R and Stan package. Then I compared the 80 or so “nowcasts today” from those models to the best estimate of the reproduction number I can make today (29 August), with the benefit of all the subsequent data. I stopped this exercise at 14 days before the present deliberately, as more recently than that the “best hindsight” estimate of reproduction number is probably still unstable.

The code that does all this is on GitHub. It’s embedded with a few supporting scripts in a sort of sub-project of my usual “blog source” project, but if you’re interested and scan that `victoria-cv.R`

script it all should be pretty clear how it works. The first 75 lines is just importing the data (via *The Guardian*), and the final 80 lines is just about organising data for some plots; the actual fitting of all those models to the different subsets of the data takes place in 50 lines of code starting at about line 80.

Here’s the results. The red line shows where I currently estimate reporduction number to be. The blue line and the blue shaded area show the nowcast estimates made with the data available at the time:

Obviously, there’s a big lag effect here. If you look at the original graphic of the model results, it’s clear why. In the brown shaded “nowcast” period, the model is strongly inclined to suggest reproduction number is flat ie stays about the same as the last good data, two weeks before today. Of course, if during that fortnight, infection rates went down, we will have over-estimated the reproduction number. In fact, this is going to be the case almost by definition – any nowcast or forecast is going to be wrong in the direction that the reality changes (relative to your model) since the last-good data.

58% of my 50% credibility intervals contained what is now the best estimate of the true value.
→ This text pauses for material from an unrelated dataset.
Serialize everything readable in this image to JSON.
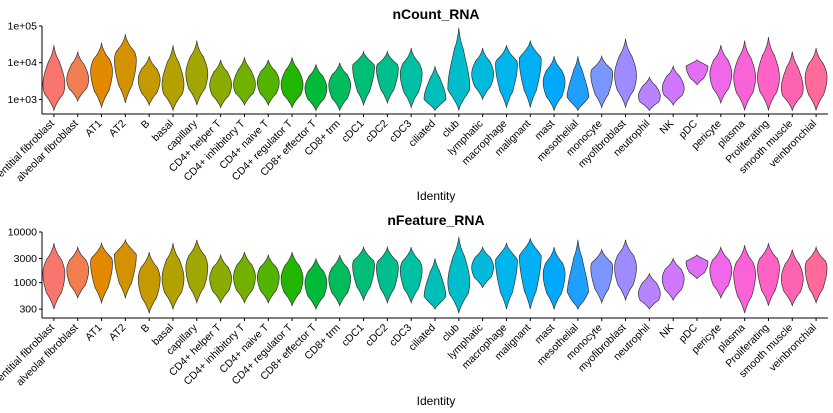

Of my 90% credibility intervals, 89% contained the best value. Those are pretty fair success rates that make me think the widths of the intervals are set about right. In an ideal world, your 50% credibility interval has a 50% chance of containing the correct data, but in this case our best (hindsight) estimate of “correct” is itself going to be correlated with the original (nowcast) estimates, and 58% agreement feels just right.

Here’s an alternative visualisation, as a connected scatterplot:

Note that this scatterplot only has a crude approximation of the actual credibility intervals for each day’s estimate (which I think are too complex to try to show on this particular chart), and it centres the uncertainty on the diagonal line representing agreement between the nowcast and subsequent hindsight. That’s why you can’t get the figures of 58% and 89% agreement with credibility intervals visually from it.

## Is this ok?

Yes, I think this is ok. The lag is a very important thing to remember. On any day that we look at my nowcasts and forecasts, we should remind ourselves “really, we only have much information on infections taking place up to 7-14 days ago. If they have slowed down (or sped up) in the intervening time, I’m likely to be overestimating (or underestimating) the value of reproduction number today, and the cases to come in the forecast period.” That’s a sensible thing to do.

The challenge of course is that we don’t know if infections are slowing down or speeding up in those past 7-14 days. It would be a bold step indeed to be confident that “momentum” was taking it in either direction; we just don’t know when we are hitting the floor (or ceiling) until we start getting data. A more sophisticated model would use some more timely external information – eg mobility data from Facebook or Apple – to help with this, but I haven’t got around to that yet. And hopefully this particular outbreak will be over before I get time to do it.

On average, my credibility intervals for the nowcast of reproduction number are performing pretty much as advertised, as far as we can tell.

So this was a good exercise, and coming out of it I feel a bit more confident that my nowcasts and forecasts are doing useful work.